By Andrea | July 2016

What do you do when you don't know what to do? What do you do when you need to make an important decision, but the answers are not yet clear? What do you do when preoccupation sets in and pressure builds, making the process of deciding even more difficult? At this stage I often feel a thin veil develop between myself and the world. That's when I know I have to go within and listen. Listen as silence reveals its secrets. 

As those of you who know my mother (personally or through this blog) probably know, she spends her summers in a big old rustic cottage on Lake George in the Adirondacks. I have written many posts about my time with her there over these past 5 years. Since my mother stopped driving 5 years ago (at 93) my siblings and I have done everything we could to enable my mother to be there. For her it is a place of rich memories woven with the inevitable growing pains of raising a family of 9. Despite the highs and lows, every spring as the buds begin to awaken the Boston landscape, the lake starts calling. It calls with promises of another summer of love. "Come," it whispers.

Yes, every spring the lake begins to call, as if in great anticipation of seeing us again—especially my mother. And every year, without hesitation, we come. We jump through whatever practical hoops necessary, and sojourn our way through the winding and familiar roads from Massachusetts through New Hampshire and Vermont and ultimately to the Adirondacks of NY. 

Only this year something is different. For the first time ever, there is a hesitation. I feel it and my siblings feel it too. My mother is now 98 and change is tough at this age and stage of life. Will the trip be too much? Will the disruption from her stable environment disorient her? Will she insist on walking up 14 stairs to her bedroom rather than sleeping downstairs? Will she struggle to acclimate on her return to Boston? The answer to these questions is very likely yes. So is it the right thing to make this trip? Rationally speaking, maybe not.

the places we love

And yet, the lake still calls. Undaunted by age or circumstance, it calls. It has no interest in our hesitation. It doesn't hear it. It seems to know something that lies beyond the reaches of the rational mind. What is that? What is it saying? And so I listen. Quietly. Patiently, until a tender wind calms the fear and stirs the heart.

This is what I hear: My mother is elderly, yes. At this age, every day is unknown, precious and unpredictable. It is also a celebration. With every day that she is with us, her inner life shines through her quiet, warm smile. An ageless smile that opens the hearts of others, and without words, summons togetherness. I feel this and my siblings do as well. This may be the last summer we are able to be together at the lake. When something may be the last, life in all its beauty and infinite possibilities, looms large. This is what is calling. It is a desire from so deep within, it is beyond each of us. 
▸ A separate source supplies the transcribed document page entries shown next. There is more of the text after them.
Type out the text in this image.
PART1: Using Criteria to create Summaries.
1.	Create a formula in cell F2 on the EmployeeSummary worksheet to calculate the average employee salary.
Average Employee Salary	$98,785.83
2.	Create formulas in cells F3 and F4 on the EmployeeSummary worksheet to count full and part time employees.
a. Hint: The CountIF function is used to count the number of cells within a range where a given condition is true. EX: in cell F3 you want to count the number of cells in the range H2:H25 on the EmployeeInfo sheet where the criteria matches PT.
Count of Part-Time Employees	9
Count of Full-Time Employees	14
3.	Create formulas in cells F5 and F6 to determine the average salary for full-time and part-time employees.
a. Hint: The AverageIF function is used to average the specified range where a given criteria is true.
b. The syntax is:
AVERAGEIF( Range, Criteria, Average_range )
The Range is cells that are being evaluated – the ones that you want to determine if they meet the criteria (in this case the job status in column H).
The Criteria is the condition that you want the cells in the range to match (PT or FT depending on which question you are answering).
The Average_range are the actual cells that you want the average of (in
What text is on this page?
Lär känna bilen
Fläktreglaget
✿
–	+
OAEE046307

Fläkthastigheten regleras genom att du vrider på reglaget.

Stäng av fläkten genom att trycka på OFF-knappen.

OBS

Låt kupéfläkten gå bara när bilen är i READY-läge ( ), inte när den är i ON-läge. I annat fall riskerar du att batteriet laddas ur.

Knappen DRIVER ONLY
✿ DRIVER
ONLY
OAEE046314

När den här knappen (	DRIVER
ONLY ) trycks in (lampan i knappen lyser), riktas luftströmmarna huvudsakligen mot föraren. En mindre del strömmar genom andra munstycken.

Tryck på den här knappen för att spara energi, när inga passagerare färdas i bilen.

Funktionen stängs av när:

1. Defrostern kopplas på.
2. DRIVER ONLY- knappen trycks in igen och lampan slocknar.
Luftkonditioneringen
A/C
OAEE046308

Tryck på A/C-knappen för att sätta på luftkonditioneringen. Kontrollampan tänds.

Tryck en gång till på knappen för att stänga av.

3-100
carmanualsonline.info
I don't know if this will be the last summer my mother will be able to make this trip. I hope it won't be. But for me, the answer of what to do this summer has arrived. I hear the whispers from the lake with greater respect and understanding. I look within and the hesitation is gone. I look ahead and the roads are clear. There are no obstacles to what is possible. So onward we go—my mother, myself, my siblings and our families—to accept the lake's invitation for another summer of love, to savor every moment as if it will be the last.